AT&T Mobility, although not an employment case, is important for any employer considering alternative dispute resolution (ADR), Mathiason said, noting that the case holds that “a properly structured arbitration agreement containing a class-action waiver will likely be enforceable even if state law would have found the agreement unconscionable.” This resolved the uncertainty around class-action waivers, he said, advising that, if your employees enter into an arbitration agreement, make sure that the agreement has a clearly written class-action waiver.
“You shouldn’t rely on silence as a waiver,” he cautioned. Further, “if you don’t have an ADR system, this is a good time to evaluate the benefits and disadvantages of arbitration.”
“My experience with employers who have mandatory arbitration agreements in place is that they are more effectively used when combined with pre-arbitration attempts to resolve the issues,” Olson said. HR is likely to be involved in these efforts, which can work like grievance procedures, she noted.
In Staub, the “cat’s paw” case, the court held that an employer may be held liable for employment discrimination based on the discriminatory motive of an employee who influenced, but did not make, the ultimate employment decision. This will lead to more factual issues, Fox said, to answer the question of whether “there is someone leaning in and whispering to the decision-maker in order to influence the decision.” The most obvious impact of this, he noted, is that it is likely to result in the denial of summary judgment to the employer in more cases, getting plaintiffs before a jury “where they hope they can win the fairness battle.”

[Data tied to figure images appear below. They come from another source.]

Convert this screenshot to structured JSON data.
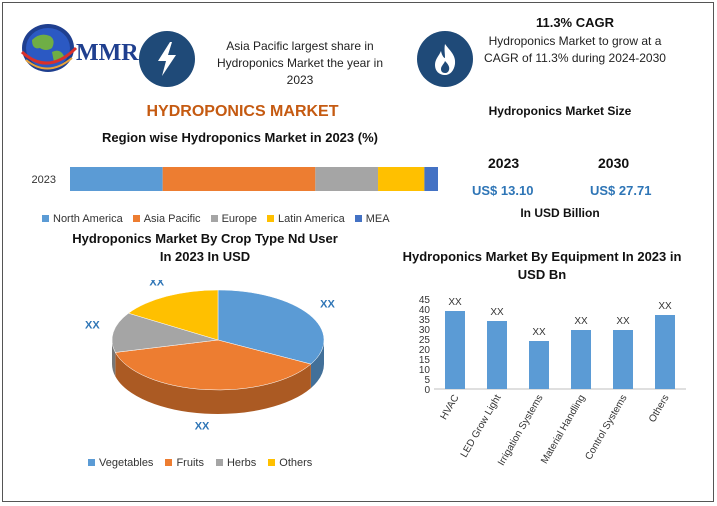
{
  "brand": {
    "logo_text": "MMR"
  },
  "highlights": {
    "share_text": "Asia Pacific largest share in Hydroponics Market the year in 2023",
    "cagr_title": "11.3% CAGR",
    "cagr_text": "Hydroponics Market to grow at a CAGR of 11.3% during 2024-2030",
    "share_icon": "lightning-icon",
    "cagr_icon": "flame-icon"
  },
  "main_title": "HYDROPONICS MARKET",
  "market_size": {
    "title": "Hydroponics Market Size",
    "year_a": "2023",
    "year_b": "2030",
    "value_a": "US$ 13.10",
    "value_b": "US$ 27.71",
    "unit": "In USD Billion"
  },
  "chart_data": [
    {
      "type": "bar",
      "orientation": "horizontal-stacked",
      "title": "Region wise Hydroponics Market  in 2023 (%)",
      "categories": [
        "2023"
      ],
      "series": [
        {
          "name": "North America",
          "values": [
            17
          ],
          "color": "#5b9bd5"
        },
        {
          "name": "Asia Pacific",
          "values": [
            28
          ],
          "color": "#ed7d31"
        },
        {
          "name": "Europe",
          "values": [
            11.5
          ],
          "color": "#a5a5a5"
        },
        {
          "name": "Latin America",
          "values": [
            8.5
          ],
          "color": "#ffc000"
        },
        {
          "name": "MEA",
          "values": [
            2.5
          ],
          "color": "#4472c4"
        }
      ],
      "legend": "bottom"
    },
    {
      "type": "pie",
      "title": "Hydroponics Market By Crop Type Nd User In 2023 In USD",
      "slices": [
        {
          "name": "Vegetables",
          "value": 33,
          "label": "XX",
          "color": "#5b9bd5"
        },
        {
          "name": "Fruits",
          "value": 38,
          "label": "XX",
          "color": "#ed7d31"
        },
        {
          "name": "Herbs",
          "value": 13,
          "label": "XX",
          "color": "#a5a5a5"
        },
        {
          "name": "Others",
          "value": 16,
          "label": "XX",
          "color": "#ffc000"
        }
      ],
      "legend": "bottom"
    },
    {
      "type": "bar",
      "title": "Hydroponics Market By Equipment In 2023 in USD Bn",
      "categories": [
        "HVAC",
        "LED Grow Light",
        "Irrigation Systems",
        "Material Handling",
        "Control Systems",
        "Others"
      ],
      "values": [
        39,
        34,
        24,
        29.5,
        29.5,
        37
      ],
      "data_labels": [
        "XX",
        "XX",
        "XX",
        "XX",
        "XX",
        "XX"
      ],
      "yticks": [
        "0",
        "5",
        "10",
        "15",
        "20",
        "25",
        "30",
        "35",
        "40",
        "45"
      ],
      "ylim": [
        0,
        45
      ],
      "color": "#5b9bd5",
      "grid": false
    }
  ]
}
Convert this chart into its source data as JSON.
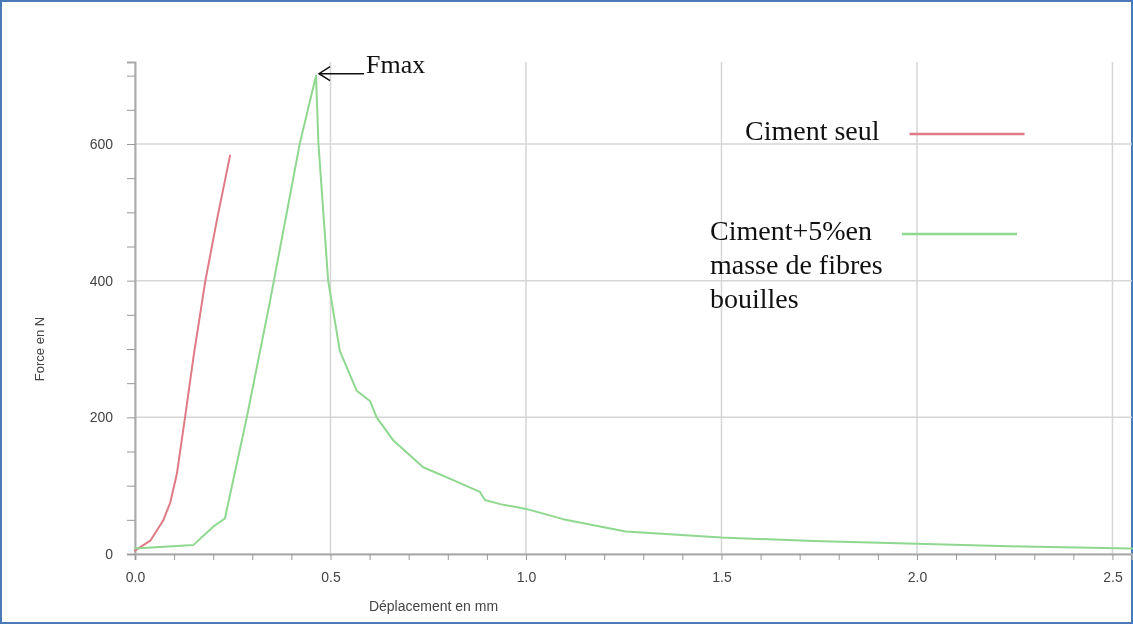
{
  "chart_data": {
    "type": "line",
    "xlabel": "Déplacement en mm",
    "ylabel": "Force en N",
    "xlim": [
      0,
      2.55
    ],
    "ylim": [
      0,
      720
    ],
    "xticks": [
      {
        "value": 0,
        "label": "0.0"
      },
      {
        "value": 0.1,
        "label": null
      },
      {
        "value": 0.2,
        "label": null
      },
      {
        "value": 0.3,
        "label": null
      },
      {
        "value": 0.4,
        "label": null
      },
      {
        "value": 0.5,
        "label": "0.5"
      },
      {
        "value": 0.6,
        "label": null
      },
      {
        "value": 0.7,
        "label": null
      },
      {
        "value": 0.8,
        "label": null
      },
      {
        "value": 0.9,
        "label": null
      },
      {
        "value": 1.0,
        "label": "1.0"
      },
      {
        "value": 1.1,
        "label": null
      },
      {
        "value": 1.2,
        "label": null
      },
      {
        "value": 1.3,
        "label": null
      },
      {
        "value": 1.4,
        "label": null
      },
      {
        "value": 1.5,
        "label": "1.5"
      },
      {
        "value": 1.6,
        "label": null
      },
      {
        "value": 1.7,
        "label": null
      },
      {
        "value": 1.8,
        "label": null
      },
      {
        "value": 1.9,
        "label": null
      },
      {
        "value": 2.0,
        "label": "2.0"
      },
      {
        "value": 2.1,
        "label": null
      },
      {
        "value": 2.2,
        "label": null
      },
      {
        "value": 2.3,
        "label": null
      },
      {
        "value": 2.4,
        "label": null
      },
      {
        "value": 2.5,
        "label": "2.5"
      }
    ],
    "yticks": [
      0,
      {
        "value": 50,
        "label": null
      },
      {
        "value": 100,
        "label": null
      },
      {
        "value": 150,
        "label": null
      },
      200,
      {
        "value": 250,
        "label": null
      },
      {
        "value": 300,
        "label": null
      },
      {
        "value": 350,
        "label": null
      },
      400,
      {
        "value": 450,
        "label": null
      },
      {
        "value": 500,
        "label": null
      },
      {
        "value": 550,
        "label": null
      },
      600,
      {
        "value": 650,
        "label": null
      },
      {
        "value": 700,
        "label": null
      }
    ],
    "grid": true,
    "legend": "top right",
    "line_style": "solid",
    "marker": "none",
    "annotations": [
      {
        "text": "Fmax",
        "x": 0.463,
        "y": 700
      }
    ],
    "series": [
      {
        "name": "Ciment seul",
        "color": "#e07a86",
        "x": [
          0,
          0.04,
          0.072,
          0.09,
          0.107,
          0.128,
          0.15,
          0.18,
          0.21,
          0.243
        ],
        "values": [
          5,
          20,
          49,
          75,
          117,
          200,
          290,
          400,
          490,
          583
        ]
      },
      {
        "name": "Ciment+5%en masse de fibres bouilles",
        "color": "#8fd88f",
        "x": [
          0,
          0.149,
          0.2,
          0.23,
          0.286,
          0.345,
          0.422,
          0.463,
          0.469,
          0.494,
          0.524,
          0.567,
          0.601,
          0.618,
          0.661,
          0.737,
          0.814,
          0.882,
          0.895,
          0.934,
          1.0,
          1.095,
          1.255,
          1.5,
          1.735,
          2.0,
          2.268,
          2.55
        ],
        "values": [
          8,
          13,
          40,
          52,
          200,
          369,
          602,
          700,
          602,
          400,
          297,
          239,
          224,
          200,
          166,
          127,
          108,
          91,
          79,
          73,
          66,
          51,
          33,
          24,
          19,
          15,
          11,
          8
        ]
      }
    ]
  }
}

Although not decided in the employer’s favor, the decision in Staub “gives HR meaningful guidance,” Olson said. Mere review by HR of an employment decision is not going to relieve the employer of liability if there was bias in making the decision. But conducting meaningful review of employment decisions “is a very vital role for HR to play and the best way to ensure that discrimination doesn’t enter into decision-making and that supervisors’ decisions are well-supported,” she said.
Focus on Manageability of Litigation
“It was a good term for employers because, on a couple of key cases, the court was focused on the manageability of litigation,” Fox said. The high court said it was important that cases coming before trial courts don’t get so big that they become impossible to handle.
“This won’t affect you day to day as an HR person. But it will impact the backdrop in which you work, particularly if you get involved in litigation,” he said, adding that the “reverse would have been a really bad thing for employers and HR,” adding significantly to the burdens imposed by the ever-increasing numbers of class-action employment lawsuits being filed.
Joanne Deschenaux, J.D., is SHRM’s senior legal editor.